Film Screening Crossing

 

Film Screening : Crossing
Saturday March 1 @ 3pm

About a year ago I started to listen to the Turkish folk singer Selda Bağcan on a very heavy rotation. She is often referred to as “the bitter sound of Turkish people” due to the emotional quality of her vocals. I remember it matching the bittersweet mood that I was already settled into. When I watched Crossing for the first time, there was a scene in which the main character Lia (played by Mzia Arabuli) is walking through Istanbul alone, there’s a look in her face of deep nostalgia, as though she’s reliving memories from when she visited the city as a child; this scene is accompanied by Selda Bağcan in the soundtrack. There is a depth to this scene in which the narrative is ushered more by emotion than by words, while I watched it there was a resonance that reverberated throughout my entire body, like the Ottoman structures in which Lia walked her memory through.
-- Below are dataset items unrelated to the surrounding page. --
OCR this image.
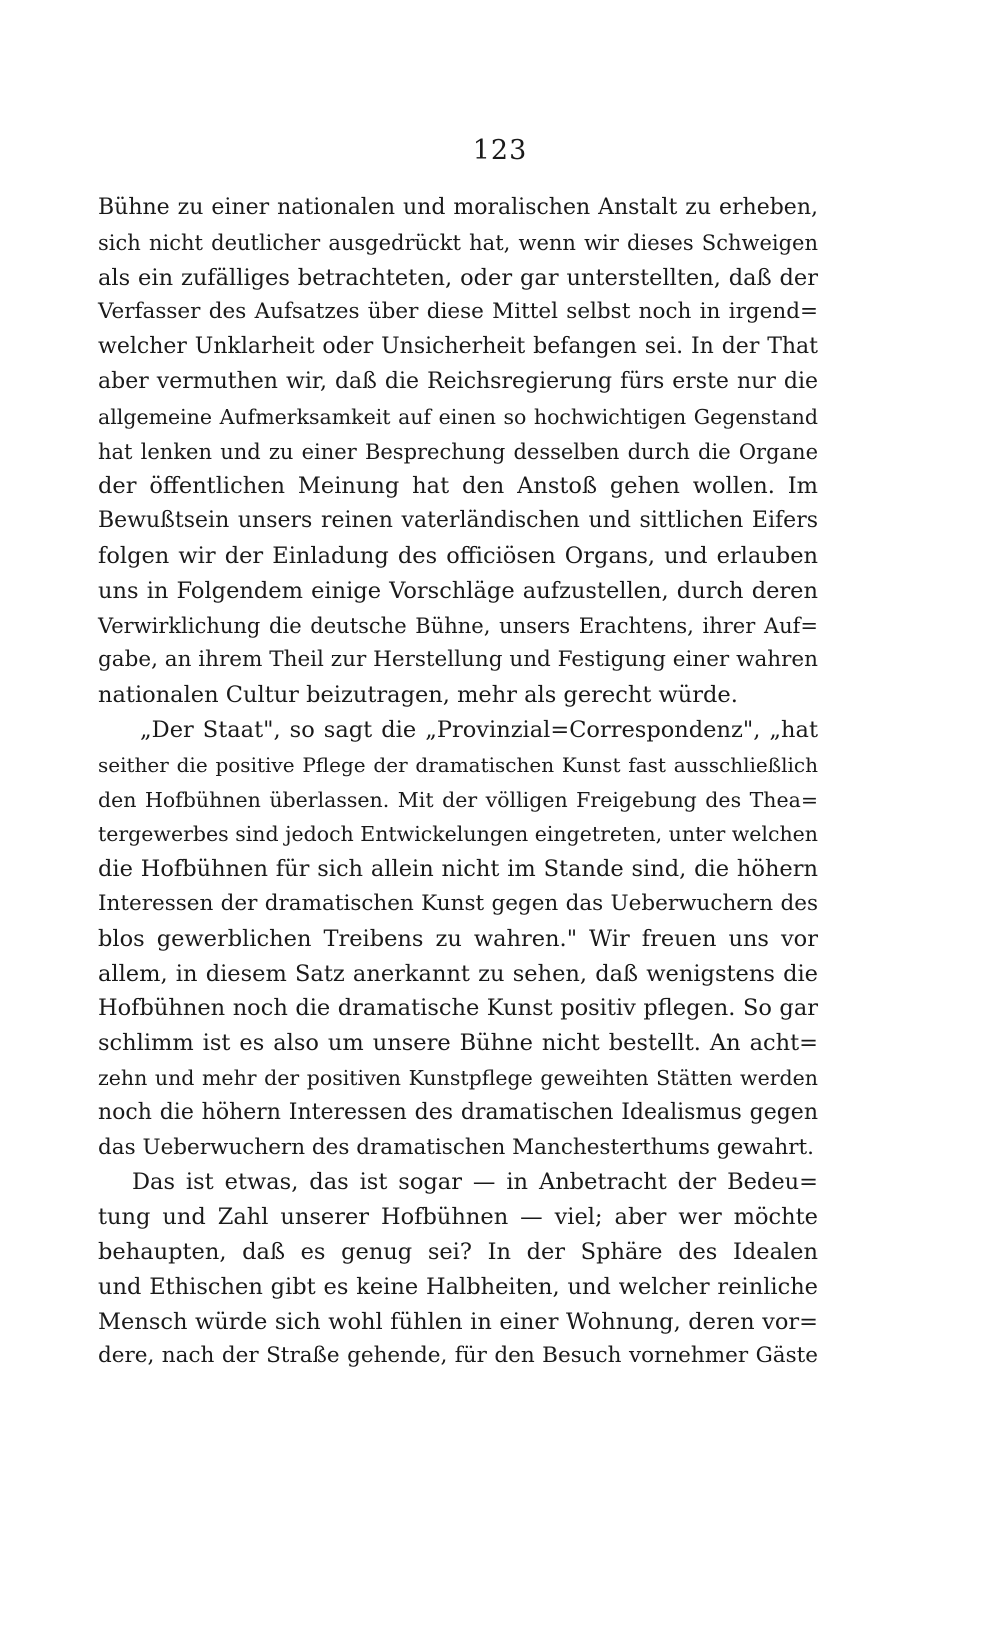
123
Bühne zu einer nationalen und moralischen Anstalt zu erheben,
sich nicht deutlicher ausgedrückt hat, wenn wir dieses Schweigen
als ein zufälliges betrachteten, oder gar unterstellten, daß der
Verfasser des Aufsatzes über diese Mittel selbst noch in irgend=
welcher Unklarheit oder Unsicherheit befangen sei. In der That
aber vermuthen wir, daß die Reichsregierung fürs erste nur die
allgemeine Aufmerksamkeit auf einen so hochwichtigen Gegenstand
hat lenken und zu einer Besprechung desselben durch die Organe
der öffentlichen Meinung hat den Anstoß gehen wollen. Im
Bewußtsein unsers reinen vaterländischen und sittlichen Eifers
folgen wir der Einladung des officiösen Organs, und erlauben
uns in Folgendem einige Vorschläge aufzustellen, durch deren
Verwirklichung die deutsche Bühne, unsers Erachtens, ihrer Auf=
gabe, an ihrem Theil zur Herstellung und Festigung einer wahren
nationalen Cultur beizutragen, mehr als gerecht würde.
„Der Staat", so sagt die „Provinzial=Correspondenz", „hat
seither die positive Pflege der dramatischen Kunst fast ausschließlich
den Hofbühnen überlassen. Mit der völligen Freigebung des Thea=
tergewerbes sind jedoch Entwickelungen eingetreten, unter welchen
die Hofbühnen für sich allein nicht im Stande sind, die höhern
Interessen der dramatischen Kunst gegen das Ueberwuchern des
blos gewerblichen Treibens zu wahren." Wir freuen uns vor
allem, in diesem Satz anerkannt zu sehen, daß wenigstens die
Hofbühnen noch die dramatische Kunst positiv pflegen. So gar
schlimm ist es also um unsere Bühne nicht bestellt. An acht=
zehn und mehr der positiven Kunstpflege geweihten Stätten werden
noch die höhern Interessen des dramatischen Idealismus gegen
das Ueberwuchern des dramatischen Manchesterthums gewahrt.
Das ist etwas, das ist sogar — in Anbetracht der Bedeu=
tung und Zahl unserer Hofbühnen — viel; aber wer möchte
behaupten, daß es genug sei? In der Sphäre des Idealen
und Ethischen gibt es keine Halbheiten, und welcher reinliche
Mensch würde sich wohl fühlen in einer Wohnung, deren vor=
dere, nach der Straße gehende, für den Besuch vornehmer Gäste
Lia is a retired history teacher, her age and experience gives a hard shell that allows her to be steadfast and determined. After the passing of her sister she sets out on a journey to Istanbul to find her niece who became estranged from the family after she came out as a trans-woman. On this journey Lia befriends people who seemingly exist outside of her lived-experience, which begins to dissolve the hardness of her exterior. Crossing is a story about a journey, but it seems to transcend the tropes of finding oneself by finding someone else, finding someone who has been othered. And perhaps this is a journey towards finding forgiveness.